3. DegradationDetector.run() — computes Wilson-score confidence intervals over recent divergence rows and transitions any skill whose CI upper bound falls below the stored baseline_agreement to flagged_for_review. (Using the upper bound is the stricter test: a skill is only flagged when even the optimistic end of its current agreement interval sits below the baseline it earned at promotion.)
P3.5 New API routes¶
Phase 3 adds the following admin routes (all under the /admin prefix):
| Method | Path | Purpose |
|---|---|---|
GET |
/admin/skill-candidates |
List candidates; filter by status query param |
POST |
/admin/skill-candidates/{id}/dismiss |
Dismiss a candidate without drafting |
POST |
/admin/skill-candidates/{id}/draft-now |
Trigger immediate auto-draft for a candidate |
GET |
/admin/skill-drafts |
List skills currently in draft state |
POST |
/admin/skills/{id}/state |
Manual state transition (body: {"to_state": "..."}) |
POST |
/admin/skills/{id}/flags/requires_human_gate |
Toggle the requires_human_gate flag |
GET |
/admin/skill-runs/{id}/divergence |
Fetch the skill_divergence row for a run |
These routes are split across four route modules:
| Module | Scope |
|---|---|
src/donna/api/routes/skills.py |
Skill CRUD, state transitions, human-gate toggle |
src/donna/api/routes/skill_candidates.py |
Candidate listing, dismiss, draft-now |
src/donna/api/routes/skill_drafts.py |
Draft listing |
src/donna/api/routes/skill_runs.py |
Run and step-result queries, divergence |
All four routers are mounted on the FastAPI app via include_router() at startup.
P3.6 Verification¶
After migrating and wiring Phase 3:
# New tables exist
sqlite3 donna_tasks.db ".tables" | tr -s ' ' '\n' | grep -E '^skill'
# Expected: includes skill_divergence, skill_candidate_report, skill_evolution_log
# Seed skills are in shadow_primary
sqlite3 donna_tasks.db "SELECT s.id, c.name, s.current_state FROM skill s JOIN capability c ON c.id = s.capability_id;"

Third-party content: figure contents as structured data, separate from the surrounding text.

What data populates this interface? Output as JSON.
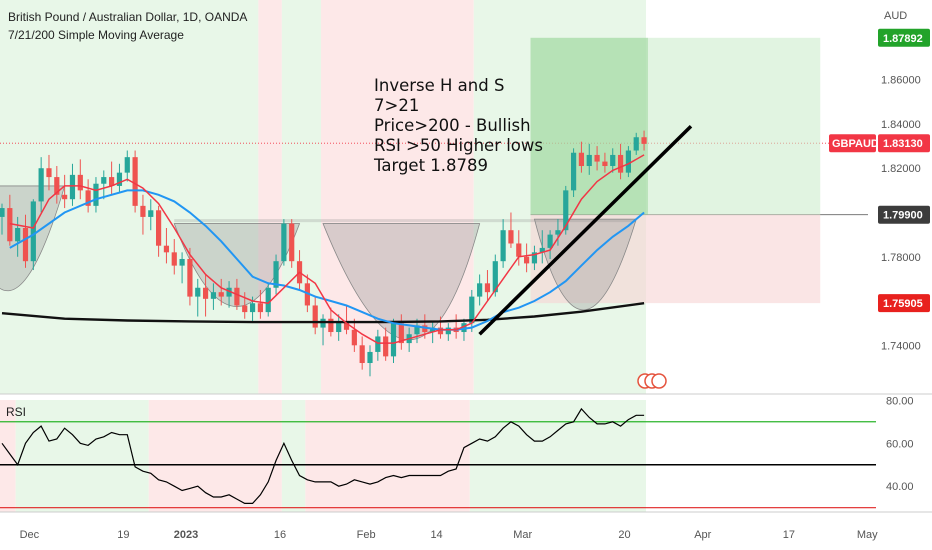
{
  "header": {
    "title": "British Pound / Australian Dollar, 1D, OANDA",
    "indicator": "7/21/200 Simple Moving Average",
    "currency": "AUD"
  },
  "annotation": [
    "Inverse H and S",
    "7>21",
    "Price>200 - Bullish",
    "RSI >50 Higher lows",
    "Target 1.8789"
  ],
  "rsi_label": "RSI",
  "colors": {
    "up": "#26a69a",
    "down": "#ef5350",
    "bg_bull": "#e8f7e8",
    "bg_bear": "#fde8e8",
    "sma7": "#f23645",
    "sma21": "#2196f3",
    "sma200": "#111111"
  },
  "price_tags": [
    {
      "label": "",
      "value": "1.87892",
      "color": "#22a32a"
    },
    {
      "label": "GBPAUD",
      "value": "1.83130",
      "color": "#f23645"
    },
    {
      "label": "",
      "value": "1.79900",
      "color": "#3c3c3c"
    },
    {
      "label": "",
      "value": "1.75905",
      "color": "#e8211e"
    }
  ],
  "chart_data": {
    "type": "candlestick",
    "ylim": [
      1.718,
      1.896
    ],
    "y_ticks": [
      "1.86000",
      "1.84000",
      "1.82000",
      "1.80000",
      "1.78000",
      "1.76000",
      "1.74000"
    ],
    "y_tick_values": [
      1.86,
      1.84,
      1.82,
      1.8,
      1.78,
      1.76,
      1.74
    ],
    "x_ticks": [
      "Dec",
      "19",
      "2023",
      "16",
      "Feb",
      "14",
      "Mar",
      "20",
      "Apr",
      "17",
      "May"
    ],
    "x_tick_index": [
      3.5,
      15.5,
      23.5,
      35.5,
      46.5,
      55.5,
      66.5,
      79.5,
      89.5,
      100.5,
      110.5
    ],
    "candles": [
      [
        1.798,
        1.804,
        1.79,
        1.802
      ],
      [
        1.802,
        1.808,
        1.785,
        1.787
      ],
      [
        1.787,
        1.798,
        1.78,
        1.793
      ],
      [
        1.793,
        1.799,
        1.775,
        1.778
      ],
      [
        1.778,
        1.806,
        1.774,
        1.805
      ],
      [
        1.805,
        1.825,
        1.8,
        1.82
      ],
      [
        1.82,
        1.826,
        1.81,
        1.816
      ],
      [
        1.816,
        1.821,
        1.804,
        1.808
      ],
      [
        1.808,
        1.817,
        1.802,
        1.806
      ],
      [
        1.806,
        1.822,
        1.803,
        1.817
      ],
      [
        1.817,
        1.824,
        1.806,
        1.81
      ],
      [
        1.81,
        1.815,
        1.8,
        1.803
      ],
      [
        1.803,
        1.816,
        1.8,
        1.813
      ],
      [
        1.813,
        1.819,
        1.806,
        1.816
      ],
      [
        1.816,
        1.823,
        1.808,
        1.812
      ],
      [
        1.812,
        1.822,
        1.809,
        1.818
      ],
      [
        1.818,
        1.828,
        1.814,
        1.825
      ],
      [
        1.825,
        1.828,
        1.8,
        1.803
      ],
      [
        1.803,
        1.808,
        1.79,
        1.798
      ],
      [
        1.798,
        1.806,
        1.792,
        1.801
      ],
      [
        1.801,
        1.803,
        1.78,
        1.785
      ],
      [
        1.785,
        1.793,
        1.777,
        1.782
      ],
      [
        1.782,
        1.788,
        1.772,
        1.776
      ],
      [
        1.776,
        1.782,
        1.768,
        1.779
      ],
      [
        1.779,
        1.784,
        1.758,
        1.762
      ],
      [
        1.762,
        1.77,
        1.753,
        1.766
      ],
      [
        1.766,
        1.772,
        1.753,
        1.761
      ],
      [
        1.761,
        1.768,
        1.756,
        1.764
      ],
      [
        1.764,
        1.77,
        1.758,
        1.762
      ],
      [
        1.762,
        1.769,
        1.757,
        1.766
      ],
      [
        1.766,
        1.77,
        1.756,
        1.758
      ],
      [
        1.758,
        1.764,
        1.752,
        1.755
      ],
      [
        1.755,
        1.762,
        1.751,
        1.759
      ],
      [
        1.759,
        1.765,
        1.752,
        1.755
      ],
      [
        1.755,
        1.768,
        1.753,
        1.766
      ],
      [
        1.766,
        1.781,
        1.763,
        1.778
      ],
      [
        1.778,
        1.797,
        1.776,
        1.795
      ],
      [
        1.795,
        1.797,
        1.775,
        1.778
      ],
      [
        1.778,
        1.783,
        1.765,
        1.768
      ],
      [
        1.768,
        1.772,
        1.755,
        1.758
      ],
      [
        1.758,
        1.762,
        1.745,
        1.748
      ],
      [
        1.748,
        1.754,
        1.74,
        1.752
      ],
      [
        1.752,
        1.757,
        1.744,
        1.746
      ],
      [
        1.746,
        1.754,
        1.742,
        1.751
      ],
      [
        1.751,
        1.758,
        1.745,
        1.747
      ],
      [
        1.747,
        1.752,
        1.737,
        1.74
      ],
      [
        1.74,
        1.744,
        1.729,
        1.732
      ],
      [
        1.732,
        1.74,
        1.726,
        1.737
      ],
      [
        1.737,
        1.747,
        1.733,
        1.744
      ],
      [
        1.744,
        1.748,
        1.733,
        1.735
      ],
      [
        1.735,
        1.752,
        1.732,
        1.75
      ],
      [
        1.75,
        1.754,
        1.738,
        1.741
      ],
      [
        1.741,
        1.748,
        1.737,
        1.745
      ],
      [
        1.745,
        1.752,
        1.741,
        1.749
      ],
      [
        1.749,
        1.754,
        1.743,
        1.746
      ],
      [
        1.746,
        1.751,
        1.741,
        1.748
      ],
      [
        1.748,
        1.753,
        1.743,
        1.745
      ],
      [
        1.745,
        1.75,
        1.742,
        1.748
      ],
      [
        1.748,
        1.754,
        1.743,
        1.746
      ],
      [
        1.746,
        1.752,
        1.742,
        1.75
      ],
      [
        1.75,
        1.765,
        1.746,
        1.762
      ],
      [
        1.762,
        1.772,
        1.758,
        1.768
      ],
      [
        1.768,
        1.774,
        1.76,
        1.764
      ],
      [
        1.764,
        1.781,
        1.762,
        1.778
      ],
      [
        1.778,
        1.797,
        1.775,
        1.792
      ],
      [
        1.792,
        1.8,
        1.784,
        1.786
      ],
      [
        1.786,
        1.792,
        1.776,
        1.78
      ],
      [
        1.78,
        1.786,
        1.773,
        1.777
      ],
      [
        1.777,
        1.785,
        1.774,
        1.782
      ],
      [
        1.782,
        1.792,
        1.777,
        1.784
      ],
      [
        1.784,
        1.792,
        1.779,
        1.79
      ],
      [
        1.79,
        1.797,
        1.785,
        1.792
      ],
      [
        1.792,
        1.812,
        1.79,
        1.81
      ],
      [
        1.81,
        1.829,
        1.807,
        1.827
      ],
      [
        1.827,
        1.832,
        1.818,
        1.821
      ],
      [
        1.821,
        1.831,
        1.817,
        1.826
      ],
      [
        1.826,
        1.83,
        1.819,
        1.823
      ],
      [
        1.823,
        1.827,
        1.818,
        1.821
      ],
      [
        1.821,
        1.829,
        1.818,
        1.826
      ],
      [
        1.826,
        1.831,
        1.815,
        1.818
      ],
      [
        1.818,
        1.83,
        1.816,
        1.828
      ],
      [
        1.828,
        1.836,
        1.826,
        1.834
      ],
      [
        1.834,
        1.837,
        1.828,
        1.831
      ]
    ],
    "sma7": [
      [
        1,
        1.795
      ],
      [
        4,
        1.793
      ],
      [
        6,
        1.806
      ],
      [
        8,
        1.812
      ],
      [
        10,
        1.812
      ],
      [
        12,
        1.81
      ],
      [
        14,
        1.812
      ],
      [
        16,
        1.815
      ],
      [
        18,
        1.811
      ],
      [
        20,
        1.804
      ],
      [
        22,
        1.793
      ],
      [
        24,
        1.781
      ],
      [
        26,
        1.772
      ],
      [
        28,
        1.766
      ],
      [
        30,
        1.763
      ],
      [
        32,
        1.76
      ],
      [
        34,
        1.759
      ],
      [
        36,
        1.766
      ],
      [
        38,
        1.773
      ],
      [
        40,
        1.768
      ],
      [
        42,
        1.756
      ],
      [
        44,
        1.75
      ],
      [
        46,
        1.745
      ],
      [
        48,
        1.741
      ],
      [
        50,
        1.741
      ],
      [
        52,
        1.743
      ],
      [
        54,
        1.745
      ],
      [
        56,
        1.747
      ],
      [
        58,
        1.747
      ],
      [
        60,
        1.75
      ],
      [
        62,
        1.76
      ],
      [
        64,
        1.77
      ],
      [
        66,
        1.78
      ],
      [
        68,
        1.781
      ],
      [
        70,
        1.783
      ],
      [
        72,
        1.794
      ],
      [
        74,
        1.806
      ],
      [
        76,
        1.814
      ],
      [
        78,
        1.819
      ],
      [
        80,
        1.822
      ],
      [
        82,
        1.826
      ]
    ],
    "sma21": [
      [
        1,
        1.784
      ],
      [
        4,
        1.79
      ],
      [
        8,
        1.8
      ],
      [
        12,
        1.806
      ],
      [
        16,
        1.81
      ],
      [
        18,
        1.81
      ],
      [
        20,
        1.808
      ],
      [
        22,
        1.805
      ],
      [
        24,
        1.8
      ],
      [
        26,
        1.794
      ],
      [
        28,
        1.787
      ],
      [
        30,
        1.779
      ],
      [
        32,
        1.771
      ],
      [
        34,
        1.768
      ],
      [
        36,
        1.767
      ],
      [
        38,
        1.765
      ],
      [
        40,
        1.762
      ],
      [
        42,
        1.76
      ],
      [
        44,
        1.758
      ],
      [
        46,
        1.755
      ],
      [
        48,
        1.752
      ],
      [
        50,
        1.75
      ],
      [
        52,
        1.749
      ],
      [
        54,
        1.748
      ],
      [
        56,
        1.747
      ],
      [
        58,
        1.747
      ],
      [
        60,
        1.748
      ],
      [
        62,
        1.751
      ],
      [
        64,
        1.755
      ],
      [
        66,
        1.757
      ],
      [
        68,
        1.76
      ],
      [
        70,
        1.764
      ],
      [
        72,
        1.769
      ],
      [
        74,
        1.776
      ],
      [
        76,
        1.783
      ],
      [
        78,
        1.789
      ],
      [
        80,
        1.794
      ],
      [
        82,
        1.8
      ]
    ],
    "sma200": [
      [
        0,
        1.7545
      ],
      [
        8,
        1.752
      ],
      [
        16,
        1.7512
      ],
      [
        24,
        1.7508
      ],
      [
        32,
        1.7505
      ],
      [
        40,
        1.7505
      ],
      [
        48,
        1.7505
      ],
      [
        56,
        1.7508
      ],
      [
        62,
        1.7515
      ],
      [
        68,
        1.753
      ],
      [
        74,
        1.7552
      ],
      [
        82,
        1.759
      ]
    ],
    "trendline": [
      [
        61,
        1.745
      ],
      [
        88,
        1.839
      ]
    ],
    "rsi": {
      "ylim": [
        28,
        82
      ],
      "ticks": [
        "80.00",
        "60.00",
        "40.00"
      ],
      "tick_values": [
        80,
        60,
        40
      ],
      "levels": [
        70,
        50,
        30
      ],
      "values": [
        60,
        55,
        50,
        60,
        65,
        68,
        61,
        62,
        67,
        64,
        60,
        59,
        62,
        63,
        65,
        64,
        64,
        49,
        47,
        46,
        43,
        42,
        40,
        38,
        39,
        40,
        37,
        35,
        35,
        36,
        34,
        32,
        32,
        36,
        42,
        52,
        60,
        52,
        45,
        43,
        42,
        42,
        42,
        40,
        41,
        43,
        42,
        41,
        42,
        44,
        45,
        44,
        45,
        45,
        45,
        45,
        45,
        47,
        48,
        58,
        60,
        62,
        61,
        63,
        67,
        70,
        68,
        64,
        61,
        61,
        63,
        66,
        69,
        70,
        76,
        72,
        69,
        69,
        70,
        68,
        71,
        73,
        73
      ]
    }
  }
}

# Expected: parse_task|shadow_primary, dedup_check|shadow_primary, classify_priority|shadow_primary
# New admin routes respond
curl http://localhost:8200/admin/skill-candidates
curl http://localhost:8200/admin/skill-drafts
Send a task through Donna and check for shadow sampling in logs:
You should see shadow_sampler_skipped (rate-throttled) or shadow_sample_complete with an agreement field.